Estender a mão leva a descobrir, antes de tudo a quem o faz, que dentro de nós existe a capacidade de realizar gestos que dão sentido à vida. Quantas mãos estendidas se veem todos os dias!
Estender a mão é um sinal: um sinal que apela imediatamente à proximidade, à solidariedade, ao amor. Nestes meses, em que o mundo inteiro foi dominado por um vírus que trouxe dor e morte, desconforto e perplexidade, pudemos ver tantas mãos estendidas!
A mão estendida do médico que se preocupa com cada paciente, procurando encontrar o remédio certo.
A mão estendida da enfermeira e do enfermeiro que permanece, muito para além dos seus horários de trabalho, a cuidar dos doentes.
A mão estendida de quem trabalha na administração e providencia os meios para salvar o maior número possível de vidas.
A mão estendida do farmacêutico exposto a inúmeros pedidos num arriscado contacto com as pessoas.
A mão estendida do sacerdote que, com o coração partido, continua a abençoar.
A mão estendida do voluntário que socorre quem mora na rua e a quantos, embora possuindo um teto, não têm nada para comer.

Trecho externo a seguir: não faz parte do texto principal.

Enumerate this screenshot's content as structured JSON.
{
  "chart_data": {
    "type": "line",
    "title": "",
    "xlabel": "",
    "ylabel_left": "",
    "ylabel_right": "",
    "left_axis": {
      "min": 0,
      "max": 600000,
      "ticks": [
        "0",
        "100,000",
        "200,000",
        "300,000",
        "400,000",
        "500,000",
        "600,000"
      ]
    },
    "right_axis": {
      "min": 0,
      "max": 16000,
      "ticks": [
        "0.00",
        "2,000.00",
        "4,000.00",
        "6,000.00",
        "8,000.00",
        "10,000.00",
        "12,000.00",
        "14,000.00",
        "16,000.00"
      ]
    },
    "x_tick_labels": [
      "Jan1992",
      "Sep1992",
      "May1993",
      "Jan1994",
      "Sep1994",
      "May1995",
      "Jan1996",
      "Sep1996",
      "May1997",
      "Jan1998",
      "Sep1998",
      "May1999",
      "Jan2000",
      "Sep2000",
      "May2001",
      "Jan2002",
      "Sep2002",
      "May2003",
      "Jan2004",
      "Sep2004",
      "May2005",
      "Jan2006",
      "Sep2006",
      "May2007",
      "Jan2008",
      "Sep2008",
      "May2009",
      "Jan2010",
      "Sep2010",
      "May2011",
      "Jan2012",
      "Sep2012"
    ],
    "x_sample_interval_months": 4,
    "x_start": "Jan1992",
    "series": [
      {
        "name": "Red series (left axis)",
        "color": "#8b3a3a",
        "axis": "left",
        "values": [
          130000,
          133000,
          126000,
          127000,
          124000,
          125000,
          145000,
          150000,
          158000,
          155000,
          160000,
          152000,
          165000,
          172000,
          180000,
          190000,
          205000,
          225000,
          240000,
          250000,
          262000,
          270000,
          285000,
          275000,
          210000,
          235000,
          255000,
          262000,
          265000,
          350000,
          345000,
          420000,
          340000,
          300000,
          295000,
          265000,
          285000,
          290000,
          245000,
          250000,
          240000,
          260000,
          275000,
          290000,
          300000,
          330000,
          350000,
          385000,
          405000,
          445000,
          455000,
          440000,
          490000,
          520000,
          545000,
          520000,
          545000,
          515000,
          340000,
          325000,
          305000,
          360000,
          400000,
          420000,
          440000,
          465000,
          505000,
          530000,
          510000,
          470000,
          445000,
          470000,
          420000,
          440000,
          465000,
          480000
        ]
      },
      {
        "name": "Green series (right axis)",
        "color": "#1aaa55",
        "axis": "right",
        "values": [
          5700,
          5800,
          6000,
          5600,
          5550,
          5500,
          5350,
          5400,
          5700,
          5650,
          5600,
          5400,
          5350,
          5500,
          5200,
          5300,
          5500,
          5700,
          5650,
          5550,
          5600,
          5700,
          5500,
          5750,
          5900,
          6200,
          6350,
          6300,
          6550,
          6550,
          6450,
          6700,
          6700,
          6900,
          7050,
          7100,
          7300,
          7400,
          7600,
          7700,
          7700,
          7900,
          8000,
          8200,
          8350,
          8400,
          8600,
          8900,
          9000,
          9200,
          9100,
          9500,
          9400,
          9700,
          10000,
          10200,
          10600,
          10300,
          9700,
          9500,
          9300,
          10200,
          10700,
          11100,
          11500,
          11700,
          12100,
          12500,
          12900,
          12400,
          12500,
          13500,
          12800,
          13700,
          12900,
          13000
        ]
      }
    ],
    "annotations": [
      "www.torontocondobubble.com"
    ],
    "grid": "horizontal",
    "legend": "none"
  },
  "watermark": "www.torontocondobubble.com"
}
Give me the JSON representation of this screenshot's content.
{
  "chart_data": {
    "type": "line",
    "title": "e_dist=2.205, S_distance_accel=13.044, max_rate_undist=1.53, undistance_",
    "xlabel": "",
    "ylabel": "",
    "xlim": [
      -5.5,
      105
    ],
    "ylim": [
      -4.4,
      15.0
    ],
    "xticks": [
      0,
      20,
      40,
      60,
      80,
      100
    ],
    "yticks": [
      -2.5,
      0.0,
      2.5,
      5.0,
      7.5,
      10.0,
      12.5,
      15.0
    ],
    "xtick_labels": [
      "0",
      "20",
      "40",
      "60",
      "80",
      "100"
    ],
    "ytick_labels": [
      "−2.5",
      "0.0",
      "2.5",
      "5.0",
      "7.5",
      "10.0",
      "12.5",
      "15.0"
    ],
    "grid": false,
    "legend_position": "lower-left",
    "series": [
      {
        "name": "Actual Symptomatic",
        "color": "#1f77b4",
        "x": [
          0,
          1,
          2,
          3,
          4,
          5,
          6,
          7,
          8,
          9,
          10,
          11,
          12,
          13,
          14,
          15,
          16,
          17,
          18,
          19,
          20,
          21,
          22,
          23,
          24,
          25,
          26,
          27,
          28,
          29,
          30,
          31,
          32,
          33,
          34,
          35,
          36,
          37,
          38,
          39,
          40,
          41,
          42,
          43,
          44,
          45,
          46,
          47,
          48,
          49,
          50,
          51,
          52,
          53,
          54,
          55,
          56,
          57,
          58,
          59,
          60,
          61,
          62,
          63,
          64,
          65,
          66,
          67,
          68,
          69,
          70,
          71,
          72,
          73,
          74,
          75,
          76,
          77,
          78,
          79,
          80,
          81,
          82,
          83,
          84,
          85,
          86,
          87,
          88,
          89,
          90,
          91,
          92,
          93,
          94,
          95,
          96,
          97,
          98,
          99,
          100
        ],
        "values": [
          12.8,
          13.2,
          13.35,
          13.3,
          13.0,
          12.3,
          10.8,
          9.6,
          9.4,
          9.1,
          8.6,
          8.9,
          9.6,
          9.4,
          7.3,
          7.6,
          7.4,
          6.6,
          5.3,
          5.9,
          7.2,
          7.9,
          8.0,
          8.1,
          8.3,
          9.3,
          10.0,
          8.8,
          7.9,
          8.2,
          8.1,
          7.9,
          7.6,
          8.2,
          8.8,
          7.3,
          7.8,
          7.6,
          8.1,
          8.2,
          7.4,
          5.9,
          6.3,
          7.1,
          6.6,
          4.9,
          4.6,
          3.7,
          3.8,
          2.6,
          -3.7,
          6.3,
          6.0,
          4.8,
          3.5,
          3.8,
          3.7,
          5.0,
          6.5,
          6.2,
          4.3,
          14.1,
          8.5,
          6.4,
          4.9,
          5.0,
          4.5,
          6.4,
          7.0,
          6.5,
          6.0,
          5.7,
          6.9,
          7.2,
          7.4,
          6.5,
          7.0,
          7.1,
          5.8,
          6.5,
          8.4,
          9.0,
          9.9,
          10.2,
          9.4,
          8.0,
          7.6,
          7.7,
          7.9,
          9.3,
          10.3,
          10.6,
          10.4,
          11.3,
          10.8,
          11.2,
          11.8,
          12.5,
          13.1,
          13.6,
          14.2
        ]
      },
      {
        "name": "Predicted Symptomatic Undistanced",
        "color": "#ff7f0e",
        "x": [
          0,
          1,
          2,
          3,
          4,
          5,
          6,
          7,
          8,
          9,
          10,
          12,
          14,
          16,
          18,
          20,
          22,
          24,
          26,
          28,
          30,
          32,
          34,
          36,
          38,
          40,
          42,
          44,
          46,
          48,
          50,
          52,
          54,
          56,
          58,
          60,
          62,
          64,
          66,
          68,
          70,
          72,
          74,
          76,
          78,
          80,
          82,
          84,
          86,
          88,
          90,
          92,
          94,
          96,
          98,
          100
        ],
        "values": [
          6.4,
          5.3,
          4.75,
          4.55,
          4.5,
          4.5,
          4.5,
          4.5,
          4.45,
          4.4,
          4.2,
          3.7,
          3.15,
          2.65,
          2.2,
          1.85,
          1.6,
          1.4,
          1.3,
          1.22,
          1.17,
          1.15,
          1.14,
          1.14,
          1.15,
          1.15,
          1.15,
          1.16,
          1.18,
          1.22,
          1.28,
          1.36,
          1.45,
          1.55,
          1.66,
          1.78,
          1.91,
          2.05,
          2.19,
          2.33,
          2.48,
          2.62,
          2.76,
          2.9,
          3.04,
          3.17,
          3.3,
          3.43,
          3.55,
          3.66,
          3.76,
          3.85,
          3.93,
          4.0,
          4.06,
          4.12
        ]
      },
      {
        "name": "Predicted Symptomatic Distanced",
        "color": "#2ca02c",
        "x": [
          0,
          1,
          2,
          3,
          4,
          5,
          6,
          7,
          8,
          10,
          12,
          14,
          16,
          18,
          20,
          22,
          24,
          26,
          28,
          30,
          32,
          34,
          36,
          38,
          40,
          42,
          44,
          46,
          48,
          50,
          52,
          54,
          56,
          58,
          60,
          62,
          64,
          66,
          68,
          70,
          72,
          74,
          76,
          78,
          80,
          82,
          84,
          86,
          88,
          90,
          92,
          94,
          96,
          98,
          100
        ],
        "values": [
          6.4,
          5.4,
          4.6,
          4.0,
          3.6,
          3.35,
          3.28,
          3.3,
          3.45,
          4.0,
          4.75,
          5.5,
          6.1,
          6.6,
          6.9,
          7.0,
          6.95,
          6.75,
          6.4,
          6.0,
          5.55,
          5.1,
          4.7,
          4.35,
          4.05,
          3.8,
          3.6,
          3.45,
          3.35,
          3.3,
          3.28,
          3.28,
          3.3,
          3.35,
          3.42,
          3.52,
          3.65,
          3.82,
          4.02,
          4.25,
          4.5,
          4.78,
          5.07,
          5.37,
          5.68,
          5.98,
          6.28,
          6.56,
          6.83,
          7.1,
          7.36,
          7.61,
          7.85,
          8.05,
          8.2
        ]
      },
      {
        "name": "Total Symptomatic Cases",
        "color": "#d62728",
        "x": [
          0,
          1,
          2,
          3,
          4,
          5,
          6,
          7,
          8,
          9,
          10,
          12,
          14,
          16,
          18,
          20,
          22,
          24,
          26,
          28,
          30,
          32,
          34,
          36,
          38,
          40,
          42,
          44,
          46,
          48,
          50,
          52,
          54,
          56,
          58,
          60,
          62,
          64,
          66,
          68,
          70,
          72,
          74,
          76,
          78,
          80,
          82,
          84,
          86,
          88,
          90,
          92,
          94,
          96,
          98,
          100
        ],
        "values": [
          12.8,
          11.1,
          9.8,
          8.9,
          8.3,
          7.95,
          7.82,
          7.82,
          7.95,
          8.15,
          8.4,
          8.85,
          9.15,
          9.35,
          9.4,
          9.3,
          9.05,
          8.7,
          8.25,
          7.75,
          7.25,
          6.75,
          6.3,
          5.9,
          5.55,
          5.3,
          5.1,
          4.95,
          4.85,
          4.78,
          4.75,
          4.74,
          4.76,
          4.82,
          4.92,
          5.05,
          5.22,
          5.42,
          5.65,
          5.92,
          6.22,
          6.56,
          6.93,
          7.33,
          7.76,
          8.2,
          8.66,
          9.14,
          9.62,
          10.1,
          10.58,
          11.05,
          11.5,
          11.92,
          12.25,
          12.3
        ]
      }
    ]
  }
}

A mão estendida de homens e mulheres que trabalham para prestar serviços essenciais e segurança. E poderíamos enumerar ainda outras mãos estendidas, até compor uma ladainha de obras de bem. Todas estas mãos desafiaram o contágio e o medo, a fim de dar apoio e consolação.
Estende a mão ao pobre” é, pois, um convite à responsabilidade, sob forma de empenho direto, de quem se sente parte do mesmo destino. É um encorajamento a assumir os pesos dos mais vulneráveis, como recorda São Paulo: “Pelo amor, fazei-vos servos uns dos outros”.